Airton Quaker Meeting House, attached archway and stone bench is a Grade II* listed building in the Yorkshire Dales National Park local planning authority area, England. First listed on 20 February 1958. A Early Modern Meeting house.

Airton Quaker Meeting House, attached archway and stone bench

WRENN ID
winding-cornice-snow
Grade
II*
Local Planning Authority
Yorkshire Dales National Park
Country
England
Date first listed
20 February 1958
Type
Meeting house
Period
Early Modern
Source
Historic England listing

Description

Airton Quaker Meeting House, Attached Archway and Stone Bench

This is a Grade II* listed Quaker meeting house of late 17th or early 18th-century date, funded by William and Alice Ellis, with possible origins as an earlier cruck barn that was altered in the 17th century. It is accompanied by an attached stone archway and stone bench.

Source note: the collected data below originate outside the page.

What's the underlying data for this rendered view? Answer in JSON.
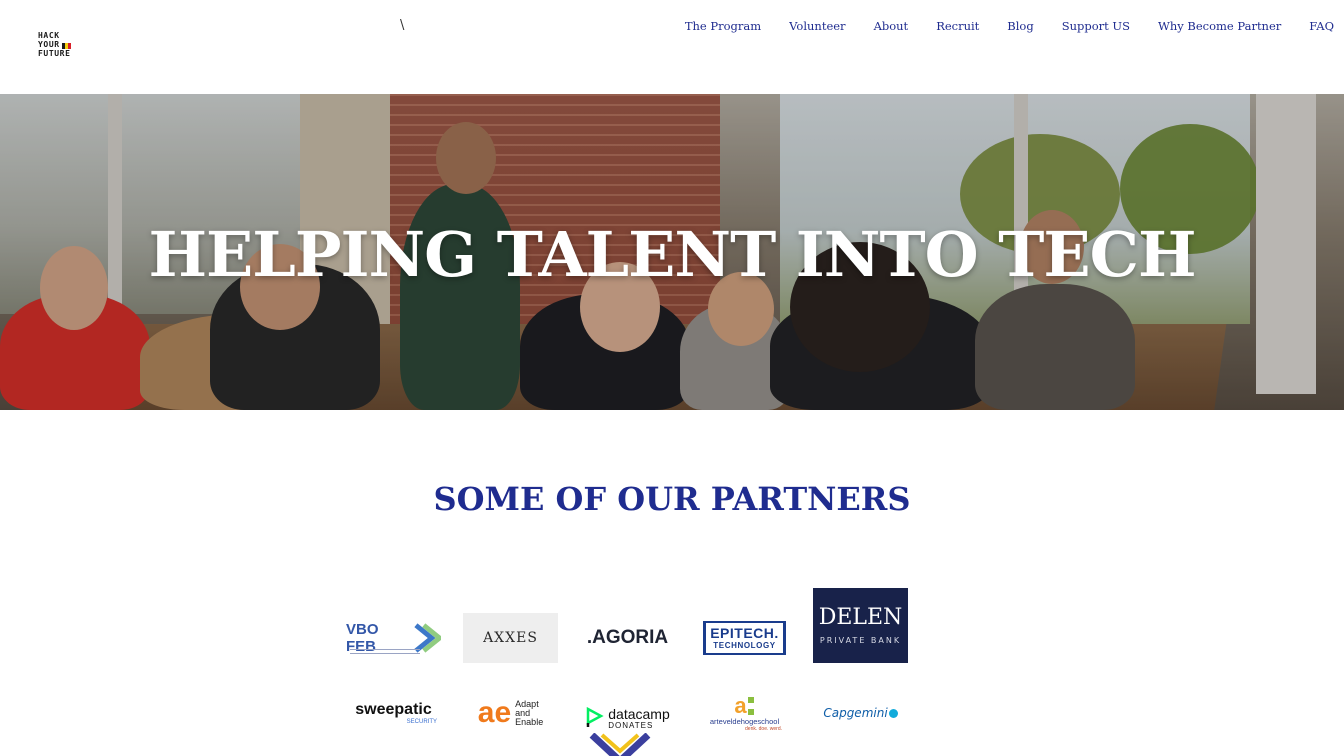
{
  "header": {
    "logo_lines": [
      "HACK",
      "YOUR",
      "FUTURE"
    ],
    "separator": "\\",
    "nav": [
      "The Program",
      "Volunteer",
      "About",
      "Recruit",
      "Blog",
      "Support US",
      "Why Become Partner",
      "FAQ"
    ]
  },
  "hero": {
    "title": "HELPING TALENT INTO TECH"
  },
  "partners": {
    "title": "SOME OF OUR PARTNERS",
    "vbo": "VBO FEB",
    "axxes": "AXXES",
    "agoria": ".AGORIA",
    "epitech_main": "EPITECH.",
    "epitech_sub": "TECHNOLOGY",
    "delen_main": "DELEN",
    "delen_sub": "PRIVATE BANK",
    "sweepatic_main": "sweepatic",
    "sweepatic_sub": "SECURITY",
    "ae_mark": "ae",
    "ae_lines": [
      "Adapt",
      "and",
      "Enable"
    ],
    "datacamp_main": "datacamp",
    "datacamp_sub": "DONATES",
    "artevelde_main": "arteveldehogeschool",
    "artevelde_sub": "denk. doe. werd.",
    "capgemini": "Capgemini"
  },
  "colors": {
    "nav_link": "#1f2c8f",
    "section_title": "#1f2c8f",
    "delen_bg": "#18224a",
    "flag": [
      "#1b1b1b",
      "#f5d010",
      "#d9202a"
    ]
  }
}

The meeting house is constructed of limestone and sandstone rubble with stone dressings and a stone slate roof with cast-iron rainwater goods. It is aligned north-east to south-west, with the entrance doorway in the south-east elevation facing into the burial ground and the north-west elevation facing the road. Internally, the building is divided into a larger main meeting room and a smaller meeting room, separated by a timber screen with shutters, with a gallery above.

The exterior is built mainly of limestone rubble with some sandstone rubble in slobbered pointing, set on a plinth of boulders with limestone quoins at the outer corners. The south-east front elevation shows evidence of heightening, marked by a rough line in the stonework at first-floor window sill level, and a ragged joint at the left-hand end where an abutting cottage appears to have caused partial rebuilding. The doorway is positioned right of centre and features chamfered jambs and a basket-arched lintel with a relief-carved panel reading "W E A 1700". Above the doorway is a flat stone canopy on shaped stone brackets, with a small wall niche to the left. Two windows flank the doorway to the left, with one to the right, and a single first-floor window above lighting the gallery. The windows are of two lights with recessed, straight-chamfered mullions; those on the ground floor have been enlarged by lowering the sills.

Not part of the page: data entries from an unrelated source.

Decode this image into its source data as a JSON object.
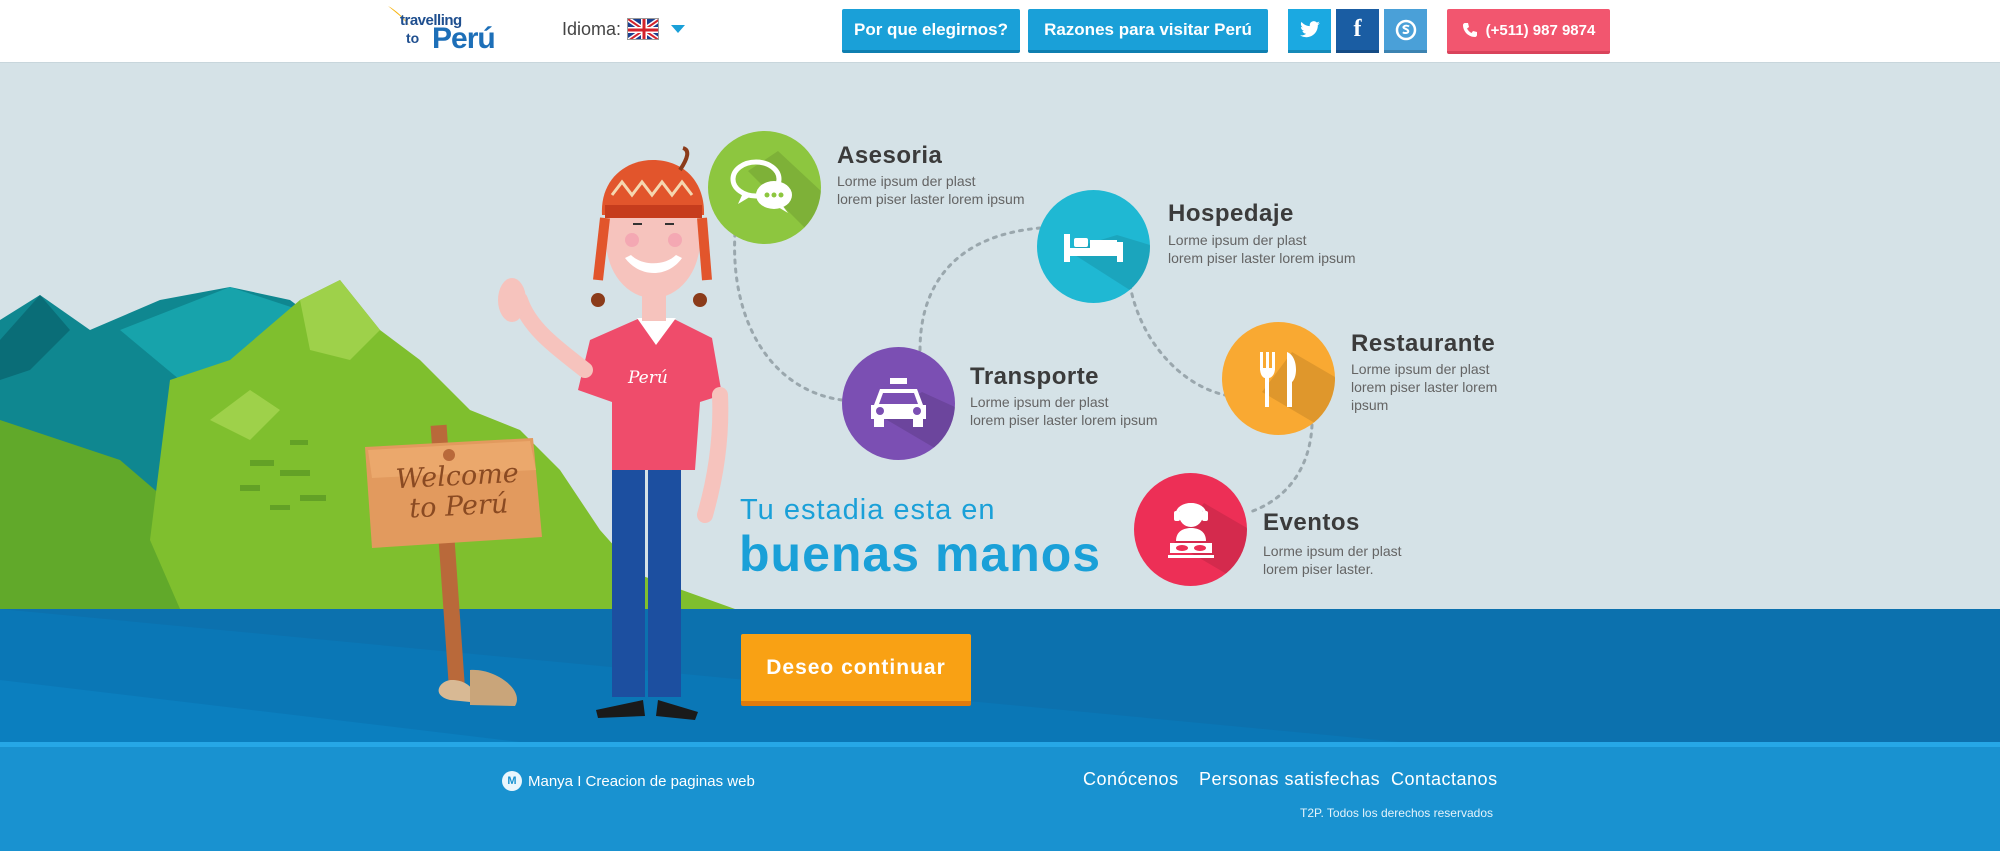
{
  "header": {
    "logo_line1": "travelling",
    "logo_line2": "to",
    "logo_line3": "Perú",
    "idioma_label": "Idioma:",
    "nav": [
      {
        "label": "Por que elegirnos?"
      },
      {
        "label": "Razones para visitar Perú"
      }
    ],
    "social": [
      {
        "icon": "twitter-icon"
      },
      {
        "icon": "facebook-icon"
      },
      {
        "icon": "skype-icon"
      }
    ],
    "phone": "(+511) 987 9874"
  },
  "hero": {
    "sign_line1": "Welcome",
    "sign_line2": "to Perú",
    "shirt_text": "Perú",
    "tagline_1": "Tu estadia esta en",
    "tagline_2": "buenas manos",
    "cta": "Deseo continuar"
  },
  "services": [
    {
      "title": "Asesoria",
      "desc1": "Lorme ipsum der plast",
      "desc2": "lorem piser laster lorem ipsum",
      "color": "#8dc63f",
      "icon": "chat-bubbles-icon"
    },
    {
      "title": "Hospedaje",
      "desc1": "Lorme ipsum der plast",
      "desc2": "lorem piser laster lorem ipsum",
      "color": "#1fb8d3",
      "icon": "bed-icon"
    },
    {
      "title": "Transporte",
      "desc1": "Lorme ipsum der plast",
      "desc2": "lorem piser laster lorem ipsum",
      "color": "#7b4fb3",
      "icon": "taxi-icon"
    },
    {
      "title": "Restaurante",
      "desc1": "Lorme ipsum der plast",
      "desc2": "lorem piser laster lorem ipsum",
      "color": "#f9a932",
      "icon": "fork-knife-icon"
    },
    {
      "title": "Eventos",
      "desc1": "Lorme ipsum der plast",
      "desc2": "lorem piser laster.",
      "color": "#ed2f56",
      "icon": "dj-icon"
    }
  ],
  "footer": {
    "credit": "Manya I Creacion de paginas web",
    "links": [
      {
        "label": "Conócenos"
      },
      {
        "label": "Personas satisfechas"
      },
      {
        "label": "Contactanos"
      }
    ],
    "copyright": "T2P. Todos los derechos reservados"
  }
}
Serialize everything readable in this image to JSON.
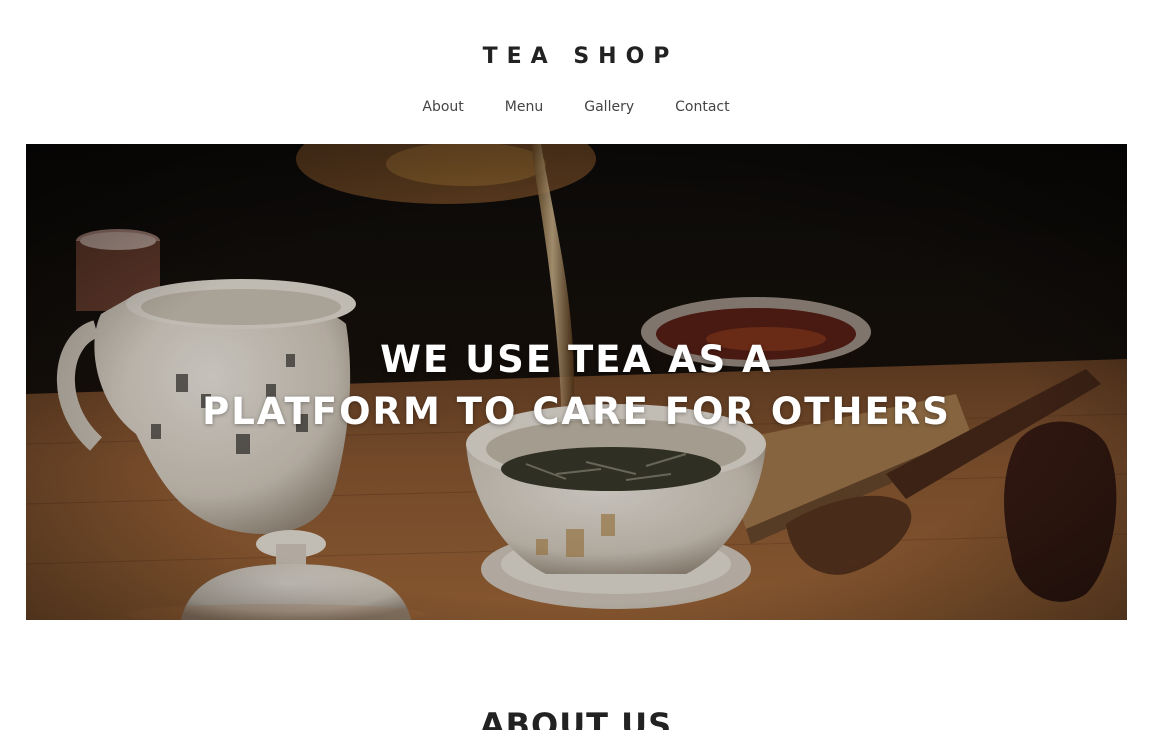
{
  "header": {
    "brand": "TEA SHOP",
    "nav": [
      {
        "label": "About"
      },
      {
        "label": "Menu"
      },
      {
        "label": "Gallery"
      },
      {
        "label": "Contact"
      }
    ]
  },
  "hero": {
    "headline_line1": "WE USE TEA AS A",
    "headline_line2": "PLATFORM TO CARE FOR OTHERS",
    "image_icon": "tea-ceremony-photo"
  },
  "sections": {
    "about_title": "ABOUT US"
  },
  "colors": {
    "text": "#222222",
    "nav_text": "#444444",
    "hero_overlay_text": "#ffffff",
    "hero_wood": "#8a5a34",
    "hero_dark": "#120d0a"
  }
}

The north-east gable wall is blind, with an ashlar chimney stack at the apex featuring water tabling and an ogee-moulded cornice. The north-west elevation shows a ragged joint separating the meeting house from the adjoining cottage to the right, and appears to show several phases of wall heightening. It contains a large 19th-century window with an ashlar surround, a nine-pane window with top hopper lighting the main meeting room, and a small chamfered window lighting the elders' stand.

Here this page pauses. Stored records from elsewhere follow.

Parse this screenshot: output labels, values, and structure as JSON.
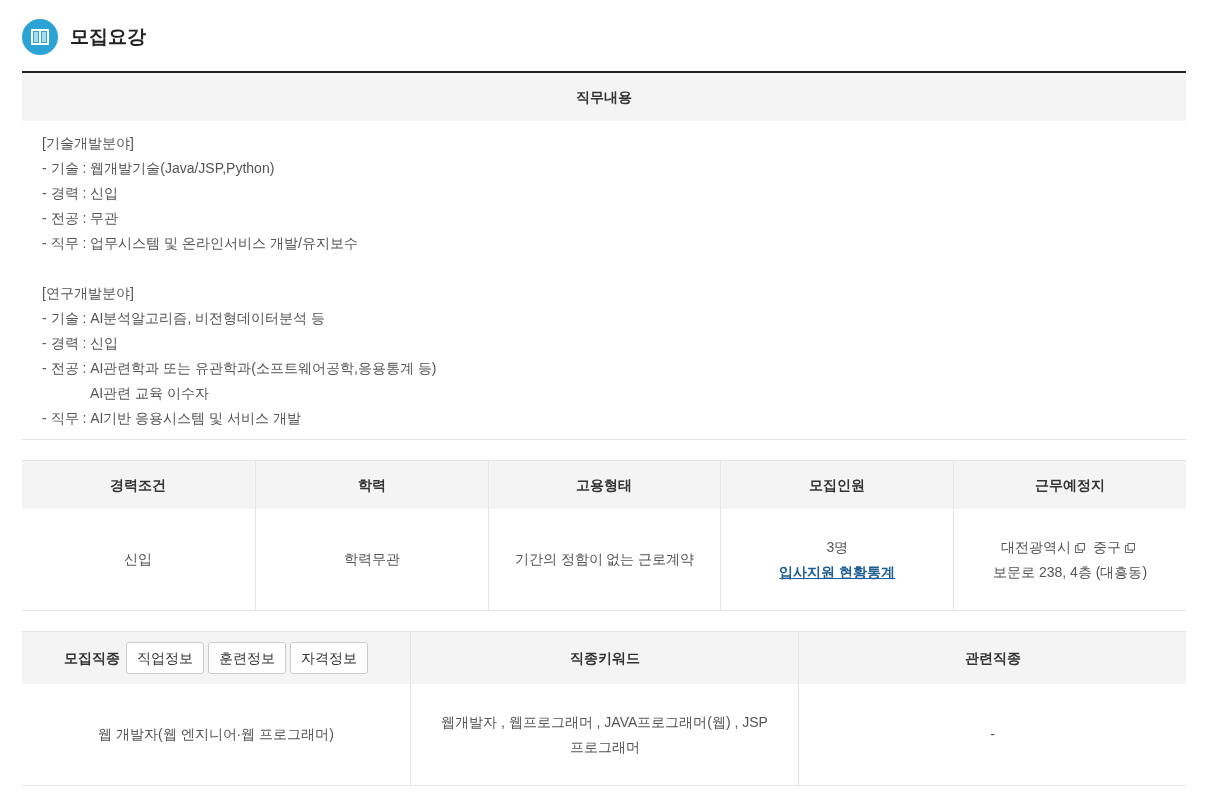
{
  "title": "모집요강",
  "job_description": {
    "header": "직무내용",
    "sections": [
      {
        "heading": "[기술개발분야]",
        "lines": [
          {
            "kind": "item",
            "text": "- 기술 : 웹개발기술(Java/JSP,Python)"
          },
          {
            "kind": "item",
            "text": "- 경력 : 신입"
          },
          {
            "kind": "item",
            "text": "- 전공 : 무관"
          },
          {
            "kind": "item",
            "text": "- 직무 : 업무시스템 및 온라인서비스 개발/유지보수"
          }
        ]
      },
      {
        "heading": "[연구개발분야]",
        "lines": [
          {
            "kind": "item",
            "text": "- 기술 : AI분석알고리즘, 비전형데이터분석 등"
          },
          {
            "kind": "item",
            "text": "- 경력 : 신입"
          },
          {
            "kind": "item",
            "text": "- 전공 : AI관련학과 또는 유관학과(소프트웨어공학,응용통계 등)"
          },
          {
            "kind": "continuation",
            "text": "AI관련 교육 이수자"
          },
          {
            "kind": "item",
            "text": "- 직무 : AI기반 응용시스템 및 서비스 개발"
          }
        ]
      }
    ]
  },
  "conditions": {
    "columns": [
      "경력조건",
      "학력",
      "고용형태",
      "모집인원",
      "근무예정지"
    ],
    "experience": "신입",
    "education": "학력무관",
    "employment": "기간의 정함이 없는 근로계약",
    "headcount": "3명",
    "stats_link": "입사지원 현황통계",
    "location": [
      {
        "text": "대전광역시",
        "link_icon": true
      },
      {
        "text": "중구",
        "link_icon": true
      },
      {
        "text": "보문로 238, 4층 (대흥동)",
        "link_icon": false
      }
    ]
  },
  "occupation": {
    "label": "모집직종",
    "buttons": [
      "직업정보",
      "훈련정보",
      "자격정보"
    ],
    "columns": [
      "직종키워드",
      "관련직종"
    ],
    "job": "웹 개발자(웹 엔지니어·웹 프로그래머)",
    "keywords": "웹개발자 , 웹프로그래머 , JAVA프로그래머(웹) , JSP프로그래머",
    "related": "-"
  }
}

The interior entrance door has L-hinges. The main meeting room is high-ceilinged and single-storey. The elders' stand occupies the south-west gable wall and is fitted with oak panelling to the rear dado, end steps, a fixed pine bench to the front, and pine tongue-and-grooved dado to the side walls, ramped to the stand. The smaller meeting room to the north-east is separated by a horizontally boarded oak screen with top-hung hinged shutters with butterfly hinges and iron hooks fixed to the ceiling beams to hold them open. The screen includes a four-panelled door into the room and a six-panelled door at the left-hand end opening onto the gallery stairs. The gallery has a floor supported on a pair of chamfered posts and two chamfered and stopped beams with exposed joists. The gallery front features plain panelling with a square timber rail above. The smaller meeting room and gallery both have matching stone fireplaces with narrow jambs, chamfered arrises and deep lintels with chamfered cornices; the ground-floor fireplace has an early 20th-century fire grate inserted, whilst the gallery fireplace is now blocked.

The roof structure in the loft space contains three oak roof trusses. The tie-beam trusses have raking struts. One features curved principals re-using timber from cruck blades, with raking and curved struts; it has been repaired with bolted metal plates.

A high rubblestone archway incorporating a square-headed doorway with chamfered jambs and lintel (fitted with a modern timber gate) abuts the north-east gable wall of the meeting house. A long stone bench faces the front elevation, comprising an ashlar stone seat set on a rubblestone plinth with a high ashlar stone back with chamfered top. At the north-east end is an opening into the burial ground, flanked by stone gate piers with chamfered tops. To the left of the left gate pier the bench continues a short distance to abut the inner side of the stone archway. The stone back is similarly formed, though the bench seat is less well made, with flat stones forming the seating surface.